L'église Saint-Jean Baptiste de Chaumont en Vexin (XVIème siècle) Il est un peu plus de 19 H, 45 km restent à parcourir, la clarté du jour diminue et les éclairages sont indispensables afin d’être vus des automobilistes. Le final jusqu’à Cergy nous le connaissons les yeux fermés, alors nous augmentons la cadence. La forme est là, la montée d’Hénonville devant son château nous nargue mais nous anticipons avec un développement adéquat. Les kilomètres défilent, nous passons par Grisy-les-Plâtres, Boissy-l’Aillerie et voici enfin venue l’ultime difficulté, la côte de Puiseux-Pontoise que nous savourons puisque c’est la dernière. Quel plaisir enfin d’arriver à la MJC de Cergy alors qu’il n’est pas encore 21 H ! Nous recevons un bel accueil de Lionel, Dominique, Catherine et Grégory qui s’empressent de nous féliciter. Je suis euphorique, ravi d’être parvenu au terme de cette épreuve sans être éreinté.Alain et moi arrivant à la MJC de Cergy  Avant tout, je remercie très sincèrement Alain, mon pilote, m’ayant permis de valider en 17 H le premier BRM 300 km. Je lui offre la médaille de cette épreuve, ô combien méritée puisqu’il a relevé avec panache son défi et battu son record de distance.

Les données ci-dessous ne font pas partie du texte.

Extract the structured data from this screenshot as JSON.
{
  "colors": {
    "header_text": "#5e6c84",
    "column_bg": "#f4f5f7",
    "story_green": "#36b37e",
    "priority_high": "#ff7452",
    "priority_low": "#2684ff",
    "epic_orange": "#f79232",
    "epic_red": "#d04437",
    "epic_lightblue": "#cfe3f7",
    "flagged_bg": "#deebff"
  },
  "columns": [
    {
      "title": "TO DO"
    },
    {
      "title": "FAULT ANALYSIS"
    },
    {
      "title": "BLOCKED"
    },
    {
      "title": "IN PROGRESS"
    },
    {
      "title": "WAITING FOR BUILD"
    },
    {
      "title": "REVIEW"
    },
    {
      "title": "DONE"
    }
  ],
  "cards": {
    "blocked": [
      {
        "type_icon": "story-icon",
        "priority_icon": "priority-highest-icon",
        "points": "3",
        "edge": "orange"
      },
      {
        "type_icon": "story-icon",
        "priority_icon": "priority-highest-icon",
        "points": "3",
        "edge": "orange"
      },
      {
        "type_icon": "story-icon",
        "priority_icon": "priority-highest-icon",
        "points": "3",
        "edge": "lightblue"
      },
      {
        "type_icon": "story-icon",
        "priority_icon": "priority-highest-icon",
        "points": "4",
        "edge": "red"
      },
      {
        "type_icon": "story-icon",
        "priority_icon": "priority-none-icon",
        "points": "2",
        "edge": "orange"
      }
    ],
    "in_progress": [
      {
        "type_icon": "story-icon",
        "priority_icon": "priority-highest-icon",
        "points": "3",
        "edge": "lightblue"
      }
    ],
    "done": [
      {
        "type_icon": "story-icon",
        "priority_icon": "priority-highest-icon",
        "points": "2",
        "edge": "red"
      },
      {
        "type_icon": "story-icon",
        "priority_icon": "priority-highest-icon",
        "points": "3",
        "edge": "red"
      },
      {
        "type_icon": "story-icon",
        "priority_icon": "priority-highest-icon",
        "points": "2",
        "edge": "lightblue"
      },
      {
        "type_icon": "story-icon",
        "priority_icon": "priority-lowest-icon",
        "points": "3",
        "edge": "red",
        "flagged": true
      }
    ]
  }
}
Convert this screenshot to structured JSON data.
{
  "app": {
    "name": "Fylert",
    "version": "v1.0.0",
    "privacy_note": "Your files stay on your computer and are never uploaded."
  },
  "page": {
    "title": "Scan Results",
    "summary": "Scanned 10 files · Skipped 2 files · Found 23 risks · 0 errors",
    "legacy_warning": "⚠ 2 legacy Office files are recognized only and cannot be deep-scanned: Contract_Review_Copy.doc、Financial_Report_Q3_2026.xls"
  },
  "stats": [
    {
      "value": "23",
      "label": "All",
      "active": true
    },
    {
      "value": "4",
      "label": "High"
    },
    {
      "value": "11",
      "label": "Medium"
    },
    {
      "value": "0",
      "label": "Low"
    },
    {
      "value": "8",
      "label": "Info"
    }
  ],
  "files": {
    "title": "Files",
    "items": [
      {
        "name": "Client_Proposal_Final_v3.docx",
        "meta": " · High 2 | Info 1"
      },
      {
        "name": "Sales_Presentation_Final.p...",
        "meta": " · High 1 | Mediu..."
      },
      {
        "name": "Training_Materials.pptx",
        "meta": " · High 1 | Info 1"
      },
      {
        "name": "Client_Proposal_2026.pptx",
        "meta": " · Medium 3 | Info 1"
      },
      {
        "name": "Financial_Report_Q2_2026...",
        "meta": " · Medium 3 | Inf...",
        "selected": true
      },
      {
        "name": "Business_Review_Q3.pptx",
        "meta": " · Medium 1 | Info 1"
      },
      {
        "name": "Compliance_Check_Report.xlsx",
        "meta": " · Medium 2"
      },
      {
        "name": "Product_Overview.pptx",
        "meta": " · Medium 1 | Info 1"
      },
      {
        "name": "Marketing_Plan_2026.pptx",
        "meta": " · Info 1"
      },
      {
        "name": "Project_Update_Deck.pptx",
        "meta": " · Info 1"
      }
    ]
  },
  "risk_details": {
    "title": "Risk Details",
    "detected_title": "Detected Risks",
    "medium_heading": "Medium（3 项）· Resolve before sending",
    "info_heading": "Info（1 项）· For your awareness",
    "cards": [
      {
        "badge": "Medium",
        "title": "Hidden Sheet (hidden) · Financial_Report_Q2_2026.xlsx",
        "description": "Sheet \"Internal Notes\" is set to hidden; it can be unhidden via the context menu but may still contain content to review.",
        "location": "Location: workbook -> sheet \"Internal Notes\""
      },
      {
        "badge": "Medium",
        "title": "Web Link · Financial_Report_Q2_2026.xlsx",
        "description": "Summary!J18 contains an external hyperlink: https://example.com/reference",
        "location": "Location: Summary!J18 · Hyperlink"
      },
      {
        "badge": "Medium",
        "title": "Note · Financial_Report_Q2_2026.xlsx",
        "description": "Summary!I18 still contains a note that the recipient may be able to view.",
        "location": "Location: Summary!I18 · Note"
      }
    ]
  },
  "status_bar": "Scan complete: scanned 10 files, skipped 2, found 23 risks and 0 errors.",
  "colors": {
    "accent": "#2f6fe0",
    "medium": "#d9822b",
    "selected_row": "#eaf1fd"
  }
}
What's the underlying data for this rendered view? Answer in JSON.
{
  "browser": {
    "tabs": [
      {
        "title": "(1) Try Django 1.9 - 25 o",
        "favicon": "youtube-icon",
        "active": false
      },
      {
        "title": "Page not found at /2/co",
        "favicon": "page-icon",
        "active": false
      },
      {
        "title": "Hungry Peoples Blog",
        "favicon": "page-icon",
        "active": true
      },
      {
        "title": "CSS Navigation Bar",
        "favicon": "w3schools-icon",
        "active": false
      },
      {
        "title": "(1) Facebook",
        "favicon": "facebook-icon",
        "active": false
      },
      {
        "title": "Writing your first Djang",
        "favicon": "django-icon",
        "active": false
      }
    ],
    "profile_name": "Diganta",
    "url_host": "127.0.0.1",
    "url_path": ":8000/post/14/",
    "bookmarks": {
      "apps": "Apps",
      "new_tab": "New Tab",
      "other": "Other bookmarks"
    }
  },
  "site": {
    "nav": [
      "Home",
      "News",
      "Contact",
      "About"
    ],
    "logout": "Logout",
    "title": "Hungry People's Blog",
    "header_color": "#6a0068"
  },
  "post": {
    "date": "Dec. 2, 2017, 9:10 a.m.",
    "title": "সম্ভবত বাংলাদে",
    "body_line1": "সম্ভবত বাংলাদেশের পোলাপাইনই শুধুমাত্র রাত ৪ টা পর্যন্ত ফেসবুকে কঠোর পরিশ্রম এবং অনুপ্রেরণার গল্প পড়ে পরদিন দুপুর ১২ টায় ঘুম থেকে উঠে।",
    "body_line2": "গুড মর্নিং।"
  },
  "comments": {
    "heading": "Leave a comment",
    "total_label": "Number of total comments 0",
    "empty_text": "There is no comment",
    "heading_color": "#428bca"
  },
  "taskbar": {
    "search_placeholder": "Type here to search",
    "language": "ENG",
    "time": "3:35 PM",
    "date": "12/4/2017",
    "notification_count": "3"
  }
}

En effet, à la fin, nous avions 314 km au compteur du tandem avec une dénivelée de 1800 m. Par ailleurs, Il m’a aussi décrit les différents paysages rencontrés entre cultures et bocages  ainsi que les villages traversés. En revanche, sans signalement nécessaire, je sentais l’odeur entêtante des immenses champs de colza tout au long de l’itinéraire. Alain et moi à l'arrivée à Cergy

Il y eut une belle cohésion au sein de notre groupe, Jean-Pierre et Jacques nous ont attendus dans les montées et la navigation fut facilitée grâce à leurs GPS, un grand merci à eux.

Ne dit-on pas que les seules limites qui existent sont celles que l’on s’impose ? J’ai donc l’envie de me lancer d’autres défis, d’aller plus loin et pourquoi pas le BRM 400 km qui sera organisé par mon club en 2017.

21 réflexions sur « Un tandem, du cœur, de la motivation et 314 km au compteur »

  1. J’étais certain que Joseph allait nous faire un beau compte rendu de ce BRM de 300 km. Je l’attendais avec impatience pour connaître leurs impressions et le déroulement du parcours.
    En te lisant on vit vraiment cette chevauchée d’un jour, les douleurs éventuelles en moins.
    Je vous admire et vous félicite tous les quatre, avec une mention spéciale à nos deux novices de cette distance.
    Lorsque la motivation et la préparation sont effectives, tu as raison Joseph on peut se surprendre soi même et pourquoi pas envisager d’autres limites.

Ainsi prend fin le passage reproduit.